Jahreshighlight 2024
Blutverschmiert und barfuß lief Carolyn allein die zweispurige Asphaltstraße entlang, die die Amerikaner Highway 78 nannten. Die meisten Bibliothekare, Carolyn eingeschlossen, betrachteten sie eher als ...
Blutverschmiert und barfuß lief Carolyn allein die zweispurige Asphaltstraße entlang, die die Amerikaner Highway 78 nannten. Die meisten Bibliothekare, Carolyn eingeschlossen, betrachteten sie eher als Tacostraße, zu Ehren eines mexikanischen Restaurants, zu dem sie sich gelegentlich schlichen. - Seite 8
Es ist schon ein paar Wochen her, dass ich "Die Bibliothek am Mount Char" von Scott Hawkins gelesen habe, aber das Buch spukt mir weiterhin immer wieder durch die Gedanken und ich weiß ehrlich nicht, wie ich diese Gedanken in Worte fassen soll.

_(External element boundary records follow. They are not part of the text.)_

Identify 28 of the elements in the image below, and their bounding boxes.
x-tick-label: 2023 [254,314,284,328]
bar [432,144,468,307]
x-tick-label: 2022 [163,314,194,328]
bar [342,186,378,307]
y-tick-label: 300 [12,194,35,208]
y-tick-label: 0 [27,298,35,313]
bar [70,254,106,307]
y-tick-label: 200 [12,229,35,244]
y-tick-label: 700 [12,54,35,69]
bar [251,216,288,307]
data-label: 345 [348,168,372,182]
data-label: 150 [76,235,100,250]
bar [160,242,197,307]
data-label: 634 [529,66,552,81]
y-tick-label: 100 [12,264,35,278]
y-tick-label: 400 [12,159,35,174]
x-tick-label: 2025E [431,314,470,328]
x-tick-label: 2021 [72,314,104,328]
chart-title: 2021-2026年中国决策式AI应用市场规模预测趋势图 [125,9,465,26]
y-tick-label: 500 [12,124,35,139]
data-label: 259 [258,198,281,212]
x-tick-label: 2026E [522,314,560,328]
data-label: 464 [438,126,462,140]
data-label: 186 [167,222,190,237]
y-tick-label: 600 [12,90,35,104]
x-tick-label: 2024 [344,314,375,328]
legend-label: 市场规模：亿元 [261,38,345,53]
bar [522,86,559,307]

Einerseits möchte ich unfassbar viel über das Buch erzählen, gleichzeitig aber auch überhaupt nichts, um ja nicht zu viel vorwegzunehmen. Genau deswegen verzichte ich auch auf eine eigene Inhaltsangabe. Ich würde das Buch vermutlich sowieso nicht sinnvoll beschreiben können.
Als ich mit "Die Bibliothek am Mount Char" angefangen habe, war ich zunächst etwas enttäuscht. Ich kam nicht so richtig in die Story rein, alles war unheimlich verwirrend und nichts schien so richtig zusammenzupassen. In meinem Kopf war ein unfassbar riesiges Fragezeichen und ich bin ganz ehrlich - hätte ich das Buch nicht als BuddyRead gelesen, hätte ich es vermutlich abgebrochen. So hat es dann noch etwas länger die Chance bekommen, mich noch zu überzeugen.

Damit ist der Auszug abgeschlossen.